Emily Smith finds landscape and history, and the connections between them, endlessly inspiring for her music. That’s as true for the songs she writes herself as for the music she seeks out from older sources. In Smith’s case, the landscapes which most draw her imagination are those of Dumfries and Galloway, in southwestern Scotland.
“Local history is a big thing for me,” she says. “The traditional music, I try to trace back songs coming from Dumfriesshire. I’m very much inspired by the landscape in the songs I write, also. And there are a couple of songs I’ve done about historical figures from the region.”
Smith sings and writes in both straightforward English and in Scots. Though she’s won a number of top awards for both songwriting and singing, neither of those got her started in music. “My parents gave me an accordion one Christmas,” Smith recalled, and that eventually led to her joining an accordion orchestra and playing with other bands for ceilidhs, too. “When I was first starting out, I was very much more of an accordion player than a singer,” she says.
Smith grew up in the same area of Dumfries and Galloway where she now makes her home. “A lot of the traditional music that’s played around here is Scottish country dance band, all accordion and fiddle — there’s a very strong following for that,”she said. “If you were to stumble upon a session in a pub –doesn’t happen often down here but there are a few sessions — the majority of the tunes are Irish, because we’re so close to Ireland and a lot of the people here have connections there. All that was my background when I first got into traditional music, really.”
Both of the bands she was in decided they needed a singer and a spokesperson “and I’m not quite sure how it happened, but that became me,” Smith said, pointing out that she learned a great deal about stage presence and connecting with audiences from those experiences. She knew she didn’t want to pursue a course in classical music at university, though, so she was considering other careers, when she heard of the Scottish traditional music course at the Royal Scottish Academy of Music and Drama in Glasgow. “I hadn’t really planned on that at all,” she says. but she got a last minute audition. “They accepted me in to the course to start that autumn, and just away I went!”

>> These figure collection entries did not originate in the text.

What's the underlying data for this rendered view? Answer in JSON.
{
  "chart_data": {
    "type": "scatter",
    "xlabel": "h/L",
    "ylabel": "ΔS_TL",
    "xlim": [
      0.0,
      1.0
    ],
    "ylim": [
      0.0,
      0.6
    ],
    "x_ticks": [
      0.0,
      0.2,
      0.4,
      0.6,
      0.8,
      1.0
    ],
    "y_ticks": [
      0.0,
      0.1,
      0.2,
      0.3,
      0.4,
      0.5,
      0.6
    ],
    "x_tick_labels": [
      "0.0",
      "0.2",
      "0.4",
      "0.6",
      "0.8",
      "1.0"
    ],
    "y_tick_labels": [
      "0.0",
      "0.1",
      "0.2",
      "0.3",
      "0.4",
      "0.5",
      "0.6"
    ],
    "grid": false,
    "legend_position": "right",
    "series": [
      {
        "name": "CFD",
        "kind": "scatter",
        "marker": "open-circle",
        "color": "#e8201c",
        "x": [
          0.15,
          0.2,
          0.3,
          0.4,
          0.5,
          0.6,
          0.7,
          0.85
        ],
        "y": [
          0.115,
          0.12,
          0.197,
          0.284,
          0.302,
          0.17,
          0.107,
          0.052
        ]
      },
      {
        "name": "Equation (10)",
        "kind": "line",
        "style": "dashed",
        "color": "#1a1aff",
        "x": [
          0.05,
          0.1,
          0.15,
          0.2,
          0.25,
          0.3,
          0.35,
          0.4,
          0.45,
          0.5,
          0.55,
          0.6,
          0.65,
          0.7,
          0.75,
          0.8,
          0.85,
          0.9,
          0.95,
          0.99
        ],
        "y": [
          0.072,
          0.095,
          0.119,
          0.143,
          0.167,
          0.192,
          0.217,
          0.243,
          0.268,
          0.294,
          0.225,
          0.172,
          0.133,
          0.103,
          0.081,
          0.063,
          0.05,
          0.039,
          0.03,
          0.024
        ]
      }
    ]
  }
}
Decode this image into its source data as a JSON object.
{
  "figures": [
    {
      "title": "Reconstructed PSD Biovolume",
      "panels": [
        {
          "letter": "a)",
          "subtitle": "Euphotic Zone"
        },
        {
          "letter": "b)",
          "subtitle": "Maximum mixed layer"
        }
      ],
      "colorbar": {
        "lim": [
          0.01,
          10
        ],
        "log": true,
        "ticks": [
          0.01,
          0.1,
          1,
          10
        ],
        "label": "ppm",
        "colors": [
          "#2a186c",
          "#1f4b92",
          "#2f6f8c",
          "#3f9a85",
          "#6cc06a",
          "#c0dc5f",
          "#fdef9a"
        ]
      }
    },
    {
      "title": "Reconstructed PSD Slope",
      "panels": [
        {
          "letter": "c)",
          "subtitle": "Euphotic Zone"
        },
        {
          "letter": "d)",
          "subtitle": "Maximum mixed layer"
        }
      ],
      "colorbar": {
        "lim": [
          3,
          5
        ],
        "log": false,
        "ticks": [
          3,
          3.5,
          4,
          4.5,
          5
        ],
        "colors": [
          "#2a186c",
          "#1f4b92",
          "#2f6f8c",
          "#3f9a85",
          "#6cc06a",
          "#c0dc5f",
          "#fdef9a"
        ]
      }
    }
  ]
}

Though she values her time in Glasgow for the academic study of Scottish tradition as well as for getting her involved in the traditional musical scene beyond her rural home area, it was to Dumfriesshire she returned. Her most recent solo album, Too Long Away, includes both traditional songs and songs she has written, among them Sunset Hymn, which crystalizes a moment of a summer evening, and Winter Song, a meditation of the challenges and choices of settling in to make it through winter time. “We were snowed in when I wrote that one,” Smith recalled, laughing.
Smith was one of the writers who participated in The Darwin Song Project, in which songwriters were commisoned to collaborate to create songs about and inspired by the scientist. Last year, she and husband and musical partner Jamie McClennan decided to pay tribute to another figure from history, Scotland’s national bard Robert Burns, who was also a Dumfriesshire resident. “We started out choosing songs he wrote about this local area,” Smith says, “and then added a few songs, lesser known and well known, just because we liked them!” Smith handles lead singing on songs including the title track, Adoon Winding Nith, Silver Tassie, and The Plooman, while McClennan contributes outstanding fiddle playing and sits in on guitar and other instruments as well.
[At the time pf this writing] Smith is at work on a new recording to be launched in February of 2011. She’s booking dates in Europe in support of that, and in the meanwhile has a short run of concerts in New England and Canada coming up.
As she works on her own music and looks for traditional songs she’d like to sing, she often looks through old books of history and poetry, both to find songs and to find lines and ideas that suggest directions for her own writing. “ A big thing for me is still the local history side. I guess that just means that I’ve found it easier to relate to things that I know are sourced from this part of Scotland,” Emily Smith says. “I like to be able to go to the locations that are mentioned in in the story. It’s the story that really grabs me.”